2) Deploy web app (Vercel)

Set env vars:

  • VITE_CONVEX_URL
  • VITE_CONVEX_SITE_URL (Convex “site” URL)
  • CONVEX_SITE_URL (same value; used by auth provider config)
  • SITE_URL (web app URL)
  • VITE_APP_BUILD_SHA (set to the same commit SHA stamped into Convex)

Deploy order:

  1. Convex
  2. contract verify
  3. wait for Vercel production deploy for the same Git SHA
  4. smoke

3) Route /api/* to Convex

This repo currently uses vercel.json rewrites:

  • source: /api/:path*
  • destination: https://<deployment>.convex.site/api/:path*

For self-host:

  • update vercel.json to your deployment’s Convex site URL.

4) Registry discovery

The CLI can discover the API base from:

  • /.well-known/clawhub.json (preferred)
  • /.well-known/clawdhub.json (legacy)

If you don’t serve that file, users must set:

export CLAWHUB_REGISTRY=https://your-site.example

5) Post-deploy checks

curl -i "https://<site>/api/v1/search?q=test"
curl -i "https://<site>/api/v1/skills/gifgrep"

Then:

clawhub login --site https://<site>
clawhub whoami

Rate-limit sanity checks:

curl -i "https://<site>/api/v1/download?slug=gifgrep"

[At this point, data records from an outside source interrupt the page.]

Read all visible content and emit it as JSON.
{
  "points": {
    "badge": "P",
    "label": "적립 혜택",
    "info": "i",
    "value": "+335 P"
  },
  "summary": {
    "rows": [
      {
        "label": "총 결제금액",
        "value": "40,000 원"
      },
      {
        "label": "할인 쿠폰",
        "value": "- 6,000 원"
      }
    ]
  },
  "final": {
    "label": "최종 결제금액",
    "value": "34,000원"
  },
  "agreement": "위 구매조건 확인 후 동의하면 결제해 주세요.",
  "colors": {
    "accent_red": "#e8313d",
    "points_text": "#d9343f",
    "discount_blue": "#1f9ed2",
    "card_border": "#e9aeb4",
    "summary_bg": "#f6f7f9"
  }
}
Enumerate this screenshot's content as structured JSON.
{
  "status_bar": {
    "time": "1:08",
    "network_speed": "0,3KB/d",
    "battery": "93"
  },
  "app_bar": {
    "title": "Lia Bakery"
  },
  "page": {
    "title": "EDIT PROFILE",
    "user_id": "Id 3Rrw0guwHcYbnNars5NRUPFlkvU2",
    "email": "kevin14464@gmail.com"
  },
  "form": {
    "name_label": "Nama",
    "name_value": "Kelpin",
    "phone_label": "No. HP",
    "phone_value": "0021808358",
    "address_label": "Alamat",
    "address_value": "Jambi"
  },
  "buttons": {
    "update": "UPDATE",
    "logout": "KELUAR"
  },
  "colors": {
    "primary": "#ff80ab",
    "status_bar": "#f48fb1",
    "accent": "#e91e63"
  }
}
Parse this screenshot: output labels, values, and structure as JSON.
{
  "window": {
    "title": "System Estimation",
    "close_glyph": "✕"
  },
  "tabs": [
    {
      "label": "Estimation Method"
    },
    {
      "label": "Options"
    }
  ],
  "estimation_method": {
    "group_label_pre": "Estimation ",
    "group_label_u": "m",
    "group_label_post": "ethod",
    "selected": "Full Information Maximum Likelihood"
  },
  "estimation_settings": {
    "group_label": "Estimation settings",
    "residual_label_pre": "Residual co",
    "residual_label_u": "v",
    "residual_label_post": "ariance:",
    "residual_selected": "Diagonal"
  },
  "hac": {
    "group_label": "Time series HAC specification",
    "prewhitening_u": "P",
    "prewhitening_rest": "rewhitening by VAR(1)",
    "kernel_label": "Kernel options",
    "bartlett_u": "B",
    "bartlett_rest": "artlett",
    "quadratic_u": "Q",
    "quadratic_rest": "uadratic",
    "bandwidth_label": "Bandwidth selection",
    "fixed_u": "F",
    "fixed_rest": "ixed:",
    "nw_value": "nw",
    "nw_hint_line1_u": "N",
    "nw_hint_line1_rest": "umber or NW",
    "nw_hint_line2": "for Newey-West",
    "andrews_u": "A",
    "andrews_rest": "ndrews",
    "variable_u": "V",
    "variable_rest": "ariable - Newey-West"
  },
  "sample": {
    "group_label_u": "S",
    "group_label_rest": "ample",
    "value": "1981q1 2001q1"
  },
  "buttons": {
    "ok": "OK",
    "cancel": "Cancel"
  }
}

Confirm headers are present:

  • X-RateLimit-Limit, X-RateLimit-Remaining, X-RateLimit-Reset
  • RateLimit-Limit, RateLimit-Remaining, RateLimit-Reset
  • Retry-After on 429

Drift checks:

bun run verify:convex-contract -- --prod
PLAYWRIGHT_BASE_URL=https://clawhub.ai bunx playwright test e2e/menu-smoke.pw.test.ts e2e/upload-auth-smoke.pw.test.ts

The Playwright smoke suite should fail on visible error UI, page errors, and browser console errors.

Proxy/IP caveat:

  • Default IP source is cf-connecting-ip.
  • For non-Cloudflare trusted proxy setups, set TRUST_FORWARDED_IPS=true.
  • If a trusted client IP is missing, anonymous downloads fall back to endpoint-scoped buckets to avoid unrelated packages sharing one ip:unknown download bucket.
  • If proxy headers are not forwarded/trusted correctly, multiple users may collapse into one IP and hit false-positive rate limits.